Taiwan needs to devote sufficient resources to its defense, especially in cost-effective systems that leverage its strengths and can help deter China, a US official said at the US-Taiwan Defense Industry Conference in Ellicott City, Maryland, on Monday.
David Helvey, principal deputy assistant secretary of defense for Indo-Pacific Security Affairs, said in a speech that the goal is to create a “distributed, maneuverable and decentralized force,” which he described as “large numbers of small things.”
This force should be able to “operate in a degraded, electromagnetic environment and under a barrage of missile and air attacks,” Helvey said.
The systems best suited to Taiwan’s geography would be highly mobile coastal defense cruise missiles, short-range air defense, naval mines, small fast-attack craft, mobile artillery and advanced surveillance assets, he said.
Investing in these systems would be better, because they are more “cost-effective and survivable” compared with more conventional platforms, such as fighter aircraft or large naval vessels, he added.
“Taiwan cannot match the People’s Republic of China’s defense spending, but it does not have to,” Helvey said.
The US is working with Taiwan in pursuing these goals and preparing “additional requests for other capabilities” that might be more suited to deterring China, he said.
Among the weapons Taiwan has asked for are M109A6 Paladin self-propelled howitzers, a request that the Ministry of National Defense confirmed last month.
Helvey said that he would not comment on specific requests made by Taiwan, but added that Washington is collaborating with Taiwan on further defense engagements.
The US would continue to help Taiwan implement the Overall Defense Concept, as “much remains to be done” to ensure that Taiwan can field a credible force “proficient in asymmetric warfare, force preservation and littoral battle,” he said.

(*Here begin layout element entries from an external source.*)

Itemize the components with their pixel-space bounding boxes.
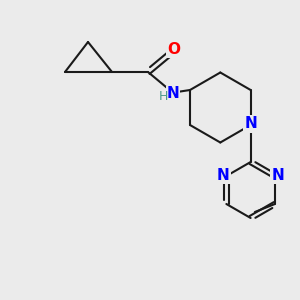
- Text: N: N: [217, 167, 230, 182]
- Text: N: N: [244, 116, 257, 131]
- Text: O: O: [167, 41, 181, 56]
- Text: N: N: [272, 167, 284, 182]
- Text: H: H: [158, 89, 168, 103]
- Text: N: N: [167, 86, 179, 101]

Harvey condemned Beijing’s attempts to “intimidate, isolate and coerce” Taiwan by bullying it diplomatically, applying economic pressure, holding increasingly provocative military exercises and meddling in its elections.
“As the Taiwan people prepare to head to the polls again in this coming January’s elections, it is crucial that Taiwan’s elections remain free and fair, without foreign interference,” he said.